Dezzutti C.S. et al. “Is Wetter Better? An Evaluation of Over-the-Counter Personal Lubricants for Safety and Anti-HIV-1 Activity,” PLoS ONE (2012) 7: e48328. doi:10.1371/journal.pone.0048328.

Fuchs, E.J. et al. “Hyperosmolar Sexual Lubricant Causes Epithelial Damage in the Distal Colon: Potential Implication for HIV Transmission,” Journal of Infectious Diseases (2007) 195:703.

Gorbach, P.M. et al. “The Slippery Slope: Lubricant Use and Rectal Sexually Transmitted Infections: A Newly Identified Risk,” Sexually Transmitted Diseases (2012) 39:59.

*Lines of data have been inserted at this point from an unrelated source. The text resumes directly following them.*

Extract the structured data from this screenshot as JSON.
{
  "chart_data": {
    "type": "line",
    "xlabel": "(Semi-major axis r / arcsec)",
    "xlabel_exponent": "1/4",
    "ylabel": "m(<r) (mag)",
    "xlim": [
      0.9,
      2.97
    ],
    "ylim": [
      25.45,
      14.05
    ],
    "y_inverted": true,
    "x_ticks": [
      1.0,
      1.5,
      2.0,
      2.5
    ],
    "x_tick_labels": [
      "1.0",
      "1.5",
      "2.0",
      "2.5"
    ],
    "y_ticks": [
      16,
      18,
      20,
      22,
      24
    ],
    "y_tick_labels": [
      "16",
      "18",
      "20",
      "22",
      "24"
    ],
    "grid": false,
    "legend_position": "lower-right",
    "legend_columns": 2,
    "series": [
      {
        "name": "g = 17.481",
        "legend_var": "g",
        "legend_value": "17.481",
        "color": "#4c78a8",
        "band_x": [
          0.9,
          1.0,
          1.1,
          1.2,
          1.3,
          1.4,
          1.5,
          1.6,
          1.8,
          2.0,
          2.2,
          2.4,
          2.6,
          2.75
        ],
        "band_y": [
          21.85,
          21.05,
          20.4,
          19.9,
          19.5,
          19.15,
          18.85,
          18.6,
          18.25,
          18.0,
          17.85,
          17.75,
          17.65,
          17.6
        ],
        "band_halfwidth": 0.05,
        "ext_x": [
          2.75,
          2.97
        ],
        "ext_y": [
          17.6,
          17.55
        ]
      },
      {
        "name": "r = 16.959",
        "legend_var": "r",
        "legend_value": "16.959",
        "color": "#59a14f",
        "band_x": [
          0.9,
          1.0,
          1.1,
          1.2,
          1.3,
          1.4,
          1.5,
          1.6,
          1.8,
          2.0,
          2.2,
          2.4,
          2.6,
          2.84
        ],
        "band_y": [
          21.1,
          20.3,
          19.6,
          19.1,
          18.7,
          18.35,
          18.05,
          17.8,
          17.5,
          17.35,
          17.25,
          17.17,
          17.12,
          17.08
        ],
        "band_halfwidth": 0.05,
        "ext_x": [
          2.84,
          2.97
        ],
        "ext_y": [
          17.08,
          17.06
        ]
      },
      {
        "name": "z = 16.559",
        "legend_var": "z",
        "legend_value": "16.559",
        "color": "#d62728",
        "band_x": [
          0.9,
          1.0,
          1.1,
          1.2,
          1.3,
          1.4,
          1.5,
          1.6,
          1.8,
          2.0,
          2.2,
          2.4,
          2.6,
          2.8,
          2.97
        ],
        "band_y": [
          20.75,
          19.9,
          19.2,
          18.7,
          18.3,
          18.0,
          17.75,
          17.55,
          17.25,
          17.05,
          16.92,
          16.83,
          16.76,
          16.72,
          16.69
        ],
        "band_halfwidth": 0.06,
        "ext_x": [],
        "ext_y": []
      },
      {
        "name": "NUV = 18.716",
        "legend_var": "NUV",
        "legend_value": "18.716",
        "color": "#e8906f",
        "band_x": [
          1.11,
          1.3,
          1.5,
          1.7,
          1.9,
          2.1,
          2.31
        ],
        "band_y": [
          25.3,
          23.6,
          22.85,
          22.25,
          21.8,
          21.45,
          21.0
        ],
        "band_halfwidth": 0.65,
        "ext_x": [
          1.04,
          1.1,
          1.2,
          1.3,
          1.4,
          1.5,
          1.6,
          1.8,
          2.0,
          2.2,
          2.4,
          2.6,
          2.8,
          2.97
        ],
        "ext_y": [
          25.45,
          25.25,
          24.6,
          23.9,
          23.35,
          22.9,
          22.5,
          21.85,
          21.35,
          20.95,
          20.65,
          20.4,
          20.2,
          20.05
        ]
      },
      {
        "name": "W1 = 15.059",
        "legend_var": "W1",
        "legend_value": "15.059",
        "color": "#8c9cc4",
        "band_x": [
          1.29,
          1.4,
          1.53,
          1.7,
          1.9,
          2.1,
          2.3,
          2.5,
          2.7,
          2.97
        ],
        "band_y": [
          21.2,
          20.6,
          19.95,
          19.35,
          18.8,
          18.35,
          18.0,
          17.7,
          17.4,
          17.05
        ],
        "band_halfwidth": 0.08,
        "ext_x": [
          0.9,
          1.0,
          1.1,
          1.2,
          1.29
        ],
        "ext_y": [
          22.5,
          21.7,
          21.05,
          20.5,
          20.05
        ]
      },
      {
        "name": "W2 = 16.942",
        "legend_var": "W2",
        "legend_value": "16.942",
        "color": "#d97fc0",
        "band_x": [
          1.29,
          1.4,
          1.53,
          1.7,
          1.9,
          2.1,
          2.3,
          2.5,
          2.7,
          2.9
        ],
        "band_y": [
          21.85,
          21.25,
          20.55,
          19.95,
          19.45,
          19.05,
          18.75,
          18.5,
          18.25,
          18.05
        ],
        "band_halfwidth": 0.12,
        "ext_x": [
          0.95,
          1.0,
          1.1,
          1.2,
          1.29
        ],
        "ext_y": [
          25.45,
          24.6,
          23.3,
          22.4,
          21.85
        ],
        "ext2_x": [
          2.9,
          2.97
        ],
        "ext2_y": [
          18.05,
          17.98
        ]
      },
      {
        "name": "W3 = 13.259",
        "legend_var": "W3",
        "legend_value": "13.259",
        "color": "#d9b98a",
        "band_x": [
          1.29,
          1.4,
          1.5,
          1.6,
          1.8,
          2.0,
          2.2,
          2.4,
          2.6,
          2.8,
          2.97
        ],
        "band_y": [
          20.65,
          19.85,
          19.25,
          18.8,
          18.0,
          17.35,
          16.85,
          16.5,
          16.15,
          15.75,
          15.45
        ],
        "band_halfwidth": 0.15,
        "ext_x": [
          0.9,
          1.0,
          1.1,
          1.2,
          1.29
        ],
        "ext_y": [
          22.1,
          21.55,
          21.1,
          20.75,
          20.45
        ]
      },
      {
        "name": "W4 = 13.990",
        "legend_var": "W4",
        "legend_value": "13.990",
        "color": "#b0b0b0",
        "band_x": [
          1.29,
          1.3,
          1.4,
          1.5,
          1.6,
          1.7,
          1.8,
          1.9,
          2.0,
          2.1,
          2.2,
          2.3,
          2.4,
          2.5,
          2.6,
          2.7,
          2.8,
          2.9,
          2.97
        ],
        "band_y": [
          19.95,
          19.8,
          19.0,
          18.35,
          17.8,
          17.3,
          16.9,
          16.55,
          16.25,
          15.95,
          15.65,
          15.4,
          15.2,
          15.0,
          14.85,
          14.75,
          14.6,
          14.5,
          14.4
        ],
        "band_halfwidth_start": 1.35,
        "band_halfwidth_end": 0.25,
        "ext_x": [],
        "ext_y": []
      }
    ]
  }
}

Richters, J. et al. “Sexual Practices at Last Heterosexual Encounter and Occurrence of Orgasm in a National Survey,” Journal of Sex Research (2006) 43:217.

Wade, L.D. et al. “The Incidental Orgasm: The Presence of Clitoral Knowledge and the Absence of Orgasm for Women,” Women and Health (2005) 42:117.

Wolf. L.K. “Studies Raise Questions about Safety of Personal Lubricants,” Chemical and Engineering News (Dec. 10, 2012) 90:50:46.